Kent's best innings for the WSC Australians include 40 in a low scoring game, 58 and 110. This earned him selection in the second supertest, against the WSC West Indies, replacing Doug Walters, but he failed twice. Kent kept his spot for the third supertest, with innings of 43 and 40 helping Australia win the game. In the 4th supertest, Kent made 10 and 31; the latter score was Australia's highest in the second innings, a game that Australia lost. In the 5th supertest Kent scored a pair.

The following summer Kent toured with the WSC Cavaliers XI. He had a poor run of form until he scored 114 against the World XI and 55. He eventually got back in the Australian XI for some one-day games, with a top score of 62. Kent was back in the Australian XI test side for the last supertest - the final, against the World XI - but failed twice.

Kent toured the West Indies with the Australian XI. He played in all five supertests, making 9 & 30 in the first, which Australia lost, then hitting 109 in a one-day game for Australia.

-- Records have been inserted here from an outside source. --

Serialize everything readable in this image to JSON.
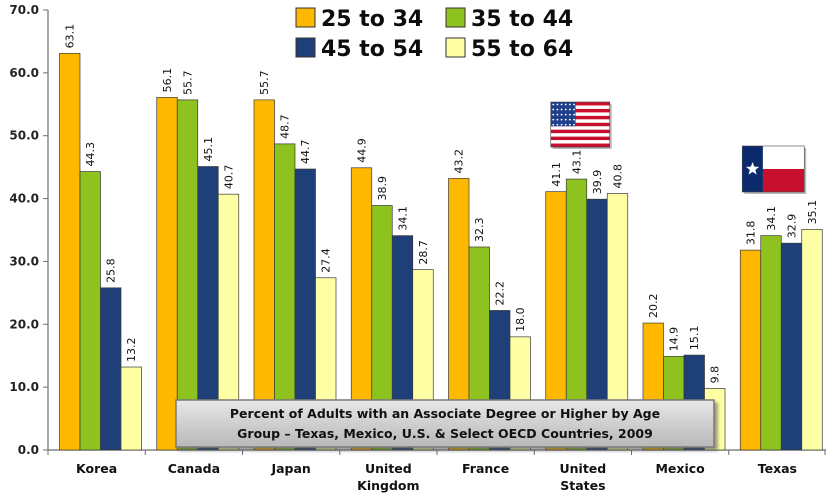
{
  "chart_data": {
    "type": "bar",
    "title": "Percent of Adults with an Associate Degree or Higher by Age Group – Texas, Mexico, U.S. & Select OECD Countries, 2009",
    "title_lines": [
      "Percent of Adults with an Associate Degree or Higher by Age",
      "Group – Texas, Mexico, U.S. & Select OECD Countries, 2009"
    ],
    "xlabel": "",
    "ylabel": "",
    "ylim": [
      0,
      70
    ],
    "yticks": [
      "0.0",
      "10.0",
      "20.0",
      "30.0",
      "40.0",
      "50.0",
      "60.0",
      "70.0"
    ],
    "grid": false,
    "legend_position": "top-center",
    "categories": [
      [
        "Korea"
      ],
      [
        "Canada"
      ],
      [
        "Japan"
      ],
      [
        "United",
        "Kingdom"
      ],
      [
        "France"
      ],
      [
        "United",
        "States"
      ],
      [
        "Mexico"
      ],
      [
        "Texas"
      ]
    ],
    "series": [
      {
        "name": "25 to 34",
        "color": "#FFB800",
        "values": [
          63.1,
          56.1,
          55.7,
          44.9,
          43.2,
          41.1,
          20.2,
          31.8
        ],
        "labels": [
          "63.1",
          "56.1",
          "55.7",
          "44.9",
          "43.2",
          "41.1",
          "20.2",
          "31.8"
        ]
      },
      {
        "name": "35 to 44",
        "color": "#8DC21F",
        "values": [
          44.3,
          55.7,
          48.7,
          38.9,
          32.3,
          43.1,
          14.9,
          34.1
        ],
        "labels": [
          "44.3",
          "55.7",
          "48.7",
          "38.9",
          "32.3",
          "43.1",
          "14.9",
          "34.1"
        ]
      },
      {
        "name": "45 to 54",
        "color": "#1F3F78",
        "values": [
          25.8,
          45.1,
          44.7,
          34.1,
          22.2,
          39.9,
          15.1,
          32.9
        ],
        "labels": [
          "25.8",
          "45.1",
          "44.7",
          "34.1",
          "22.2",
          "39.9",
          "15.1",
          "32.9"
        ]
      },
      {
        "name": "55 to 64",
        "color": "#FFFFA6",
        "values": [
          13.2,
          40.7,
          27.4,
          28.7,
          18.0,
          40.8,
          9.8,
          35.1
        ],
        "labels": [
          "13.2",
          "40.7",
          "27.4",
          "28.7",
          "18.0",
          "40.8",
          "9.8",
          "35.1"
        ]
      }
    ],
    "flags": [
      {
        "category_index": 5,
        "icon": "us-flag-icon"
      },
      {
        "category_index": 7,
        "icon": "texas-flag-icon"
      }
    ]
  }
}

For the second supertest Kent made 78 in the first innings. In the third supertest, Kent's second innings of 45 helped take Australia from 2–0 to 3-78 and was crucial in Australian victory. In the next two supertests Kent made 51 & 28, and 40 & 0.

===Return to traditional cricket===
At the beginning of the 1979–80 season Ian Chappell said Kent was a possible for the Australian number three position as "he performed with credit in the West Indies at number three" although he "could be considered" for the number six position.

Kent had a patchy 1979–80, not making a first class century, but enjoyed an excellent domestic 1980–81 season, scoring 941 runs at 58.81. Highlights included 77, 171 and 68 against Tasmania and 78 and 101 against South Australia.

His knock of 41 in the McDonald's Cup Final, helping Queensland win the game, won him Man of the Match Award.

Kent was selected in the Australian one-day team towards the end of the summer, making scores of 12, 33 and 4.

===1981 Ashes===
Kent was chosen to tour England in 1981. Greg Chappell elected not to tour and Kim Hughes thought at the beginning that Kent was the most likely candidate to replace him at number three. However he failed during the early games and a score of 91 by Trevor Chappell saw him come into contention for the spot. Eventually Chappell was selected, with Kent relegated to 12th man.

Kent was 12th man in the third test, which England won. He eventually hit form with 92 against Worcestershire (his previous high score had been 27). This earned him selection in the 4th test over Chappell, who was made 12th man.

Kent turned out to be one of Australia's best performing batsmen in the second half of the tour, with a consistent string of scores. He made 171 runs, including a fifty as a makeshift opener at the Oval.

He made 46 and 10 in the 4th test, 52 and 2 in the fifth and 54 and 7 in the 6th.

===End of career===
Kent began the 1981–82 season well with 92 for Qld against the touring Pakistan side. He was selected in the Australian team for the first test against Pakistan in 1981–82 over Graham Yallop and Dirk Wellham. A serious back injury cost him his place however, forcing him to withdraw. He withdrew from cricket for the season then in August 1982 retired altogether.

Kent later commented, "People say I retired because of a back injury. There's nothing untrue about that, but it wasn't the only reason – it was a trigger for me to start thinking about what the hell I was going to do for my future. We'd had World Series Cricket but there was still no money in the game, and I could see no clear line for a future in cricket (in which he was) earning enough money."

In 64 first-class matches he scored a total of 3567 runs at 36.03 with a best of 171 against Tasmania. He was a fine slip catcher, taking 60 catches in all.

==Post-Cricket==
Kent briefly returned to cricket in April 1987 to play a charity match at the WACA. He scored 67 but was in severe pain the next day.

Kent was assistant coach for the Queensland cricket side in the early 1990s. He later ran a pub in Toowoomba and worked as secretary-manager of the Queensland Cricketers' Club.